Right then the line left his reel faster, then faster still. He put the Talica 12 in gear, let the line come tight and lifted. The circle hook settled in and Tom was on.

A crew member came quickly to watch over him. It was the biggest tuna Tom ever hooked. As on many boats, the crew member told him not to use low gear on the two-speed. That always seems like such a shame to me – so much wasted time and extra pain – yet I know lots of fish are lost when bluefin rush the boat and someone not used to ‘driving’ a two-speed fails to switch back to high gear in time to keep up.

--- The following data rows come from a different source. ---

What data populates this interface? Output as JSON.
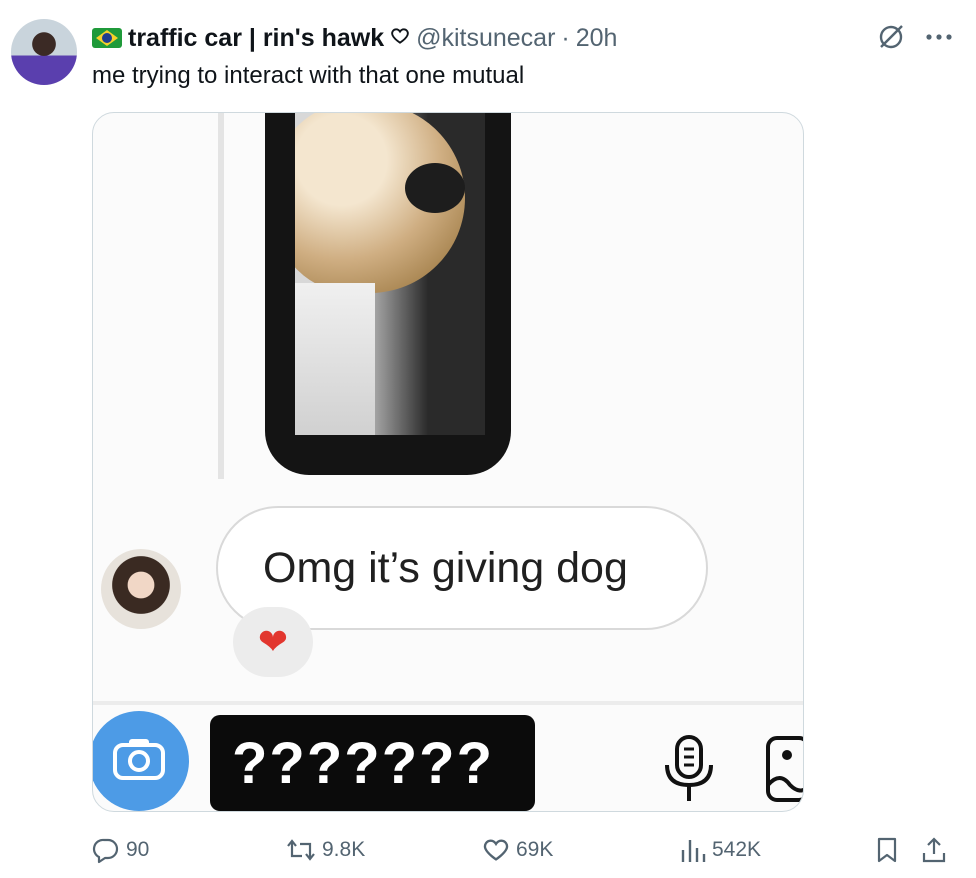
{
  "post": {
    "display_name": "traffic car | rin's hawk",
    "handle": "@kitsunecar",
    "separator": "·",
    "time": "20h",
    "text": "me trying to interact with that one mutual"
  },
  "media": {
    "message_text": "Omg it’s giving dog",
    "reaction": "❤",
    "composer_text": "???????"
  },
  "actions": {
    "replies": "90",
    "reposts": "9.8K",
    "likes": "69K",
    "views": "542K"
  },
  "colors": {
    "text": "#0f1419",
    "muted": "#536471",
    "camera": "#4d9be6",
    "heart": "#e2362e"
  },
  "icons": [
    "heart-outline-icon",
    "grok-icon",
    "more-icon",
    "reply-icon",
    "repost-icon",
    "like-icon",
    "views-icon",
    "bookmark-icon",
    "share-icon",
    "camera-icon",
    "mic-icon",
    "gallery-icon"
  ]
}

The crew member did teach him the tuck the rod butt up under the left armpit technique and they avoided the light line anglers and landed a beauty.

Steve didn’t have the same luck when he next hooked up. I had given him the 40-pound setup I was using and after a while the fish took him to the corner where one of the small gear guys was a permanent kneeling fixture. Steve got burned off before he could clear the corner.

That’s party boat fishing, not for the faint of heart.